Empire Wind DEIS v.1, Page 3.15-14, PDF page 372
The federal agencies, in this case, are the Bureau of Ocean Energy Management (BOEM) and NOAA Fisheries (NFMS), who jointly prepare the DEIS. Other agencies also have responsibilities for marine mammals.
My focus here is displacement leading to a higher risk of vessel collision or fisheries interaction, as mentioned in the first DEIS sentence above. This is the obvious case where a whale or other critter is driven by excessive noise into a high-traffic ship lane and killed or into a net, tangled, and drowned. Many proposed wind facilities are located where this is a reasonably likely occurrence.
It is important that the first step in my study design is already being done in great detail. What I describe is a straightforward extension of the present method. For every wind project activity that produces excessive underwater noise, NMFS estimates the number of critters, by species, that will experience unsafe noise levels.
They call this experience of unsafe noise a harassment. For some projects, the number of predicted harassments is hundreds for whales and thousands for smaller protected mammals like dolphins and seals.
How the number of harassments is estimated is pretty technical, but the basic idea is simple enough.

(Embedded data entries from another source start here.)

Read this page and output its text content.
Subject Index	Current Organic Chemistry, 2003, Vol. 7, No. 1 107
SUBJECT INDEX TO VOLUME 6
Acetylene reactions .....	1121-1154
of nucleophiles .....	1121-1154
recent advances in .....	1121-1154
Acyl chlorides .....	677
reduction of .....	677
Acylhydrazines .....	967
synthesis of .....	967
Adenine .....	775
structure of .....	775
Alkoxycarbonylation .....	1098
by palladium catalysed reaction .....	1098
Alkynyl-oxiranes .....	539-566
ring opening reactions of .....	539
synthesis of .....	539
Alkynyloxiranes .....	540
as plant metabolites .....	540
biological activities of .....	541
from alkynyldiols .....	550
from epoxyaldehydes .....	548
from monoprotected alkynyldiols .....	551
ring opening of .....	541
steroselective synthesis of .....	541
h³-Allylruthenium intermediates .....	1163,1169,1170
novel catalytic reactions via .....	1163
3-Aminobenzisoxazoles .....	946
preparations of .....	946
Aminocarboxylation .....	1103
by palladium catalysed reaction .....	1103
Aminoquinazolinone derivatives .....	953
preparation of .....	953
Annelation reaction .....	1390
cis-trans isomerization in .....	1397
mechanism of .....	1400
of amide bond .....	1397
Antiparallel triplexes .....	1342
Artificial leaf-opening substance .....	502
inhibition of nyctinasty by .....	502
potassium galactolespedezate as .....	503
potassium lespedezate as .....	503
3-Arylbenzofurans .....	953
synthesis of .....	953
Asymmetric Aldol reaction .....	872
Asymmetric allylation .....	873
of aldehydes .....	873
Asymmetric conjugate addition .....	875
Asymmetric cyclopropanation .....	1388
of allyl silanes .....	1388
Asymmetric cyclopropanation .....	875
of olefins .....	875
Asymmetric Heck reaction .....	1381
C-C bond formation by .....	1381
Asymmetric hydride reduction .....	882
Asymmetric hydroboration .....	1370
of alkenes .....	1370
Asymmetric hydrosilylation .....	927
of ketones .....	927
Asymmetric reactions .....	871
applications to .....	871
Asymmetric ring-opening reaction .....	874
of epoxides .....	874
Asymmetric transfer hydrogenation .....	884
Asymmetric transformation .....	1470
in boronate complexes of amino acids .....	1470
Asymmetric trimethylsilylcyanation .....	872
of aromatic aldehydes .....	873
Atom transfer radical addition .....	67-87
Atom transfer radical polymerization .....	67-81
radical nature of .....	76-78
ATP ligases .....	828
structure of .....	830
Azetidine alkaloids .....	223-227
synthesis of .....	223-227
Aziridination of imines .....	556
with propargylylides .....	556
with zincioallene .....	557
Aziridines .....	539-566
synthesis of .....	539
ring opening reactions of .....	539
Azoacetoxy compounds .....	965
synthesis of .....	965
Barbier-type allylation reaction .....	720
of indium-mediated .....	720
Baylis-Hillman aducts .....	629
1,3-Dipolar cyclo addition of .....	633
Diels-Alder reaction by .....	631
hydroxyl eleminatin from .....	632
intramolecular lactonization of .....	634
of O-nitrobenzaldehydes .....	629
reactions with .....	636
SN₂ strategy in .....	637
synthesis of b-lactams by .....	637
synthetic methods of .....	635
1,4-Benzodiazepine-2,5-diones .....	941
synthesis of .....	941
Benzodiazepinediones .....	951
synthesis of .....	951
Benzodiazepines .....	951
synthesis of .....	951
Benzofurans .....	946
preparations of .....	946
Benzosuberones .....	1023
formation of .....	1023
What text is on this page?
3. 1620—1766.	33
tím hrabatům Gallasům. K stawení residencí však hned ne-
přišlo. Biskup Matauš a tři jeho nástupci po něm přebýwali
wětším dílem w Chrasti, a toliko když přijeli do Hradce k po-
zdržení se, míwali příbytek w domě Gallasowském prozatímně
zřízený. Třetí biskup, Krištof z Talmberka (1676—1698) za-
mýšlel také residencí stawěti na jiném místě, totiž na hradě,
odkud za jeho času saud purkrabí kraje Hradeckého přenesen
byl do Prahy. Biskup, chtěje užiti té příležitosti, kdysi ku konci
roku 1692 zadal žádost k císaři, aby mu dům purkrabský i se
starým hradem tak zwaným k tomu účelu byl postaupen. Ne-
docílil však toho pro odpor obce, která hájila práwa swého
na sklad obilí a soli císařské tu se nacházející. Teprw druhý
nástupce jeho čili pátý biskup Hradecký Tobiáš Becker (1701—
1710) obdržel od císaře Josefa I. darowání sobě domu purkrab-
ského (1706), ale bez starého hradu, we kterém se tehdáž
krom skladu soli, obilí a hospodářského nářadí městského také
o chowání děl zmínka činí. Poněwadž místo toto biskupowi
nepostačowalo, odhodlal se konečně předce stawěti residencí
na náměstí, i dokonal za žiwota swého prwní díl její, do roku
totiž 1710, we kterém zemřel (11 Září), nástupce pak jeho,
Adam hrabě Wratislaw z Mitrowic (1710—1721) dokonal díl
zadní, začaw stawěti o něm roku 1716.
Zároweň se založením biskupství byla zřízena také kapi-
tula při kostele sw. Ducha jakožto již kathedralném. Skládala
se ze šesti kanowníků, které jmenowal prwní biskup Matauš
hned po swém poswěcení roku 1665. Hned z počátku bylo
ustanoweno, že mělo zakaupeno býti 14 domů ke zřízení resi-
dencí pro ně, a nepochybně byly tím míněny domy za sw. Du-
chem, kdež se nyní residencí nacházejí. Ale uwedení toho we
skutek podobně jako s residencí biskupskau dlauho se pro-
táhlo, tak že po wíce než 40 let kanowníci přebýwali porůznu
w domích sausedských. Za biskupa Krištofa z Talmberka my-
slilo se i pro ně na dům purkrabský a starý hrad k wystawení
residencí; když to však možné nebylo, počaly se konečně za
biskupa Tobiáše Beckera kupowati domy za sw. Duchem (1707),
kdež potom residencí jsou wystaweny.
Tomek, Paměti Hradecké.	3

First, figure how the excessive noise will be distributed in the ocean. Then given the estimated population density of critters within that noise distribution, calculate the number of animals hit with excessive noise.
As the quote above makes clear, harassment can cause deadly behavior. The Feds do not address this issue, which is simply the likely death rate of harassment. So here is an outline of how it could be done.
Step 1: Harassment
Get or estimate data on critter densities and unsafe noise distributions, both over time. Estimate the number and distribution of likely harassment. This a already being done.
Step 2: Avoidance due to harassment
Given critter density and noise distribution, both over time, derive critter density changes due to noise. The animals will likely flee the unsafe noises and move to adjacent areas, increasing the population density of these.
Step 3: Threat densities
Get or estimate threat densities and distributions over time. Threat densities include things like ship traffic numbers, perhaps by vessel type and speed, net locations, etc. Detailed ship traffic data is available for some sites.
Step 4: Death increases
Derive increases in deadly threat exposure due to avoidance. An increased critter density in a high-threat area implies an increased likelihood of mortality.
Step 5: Refinement
Factor in adverse effects accompanying avoidance, such as deafness, panic, etc.
That is the study outline. If they can estimate harassment numbers by species, they can readily go on to estimate the deadly consequences of harassment using the same density-based methods. This can also be done for migration, foraging, and the other obvious impacts listed in the DEIS quote above.
The research question is simple: What is the mortality rate of harassment for a given offshore wind project?
The Feds must answer that mortality rate question before a project’s environmental impact assessment is complete. They should also assess multiple projects, as discussed in the DEIS quote above.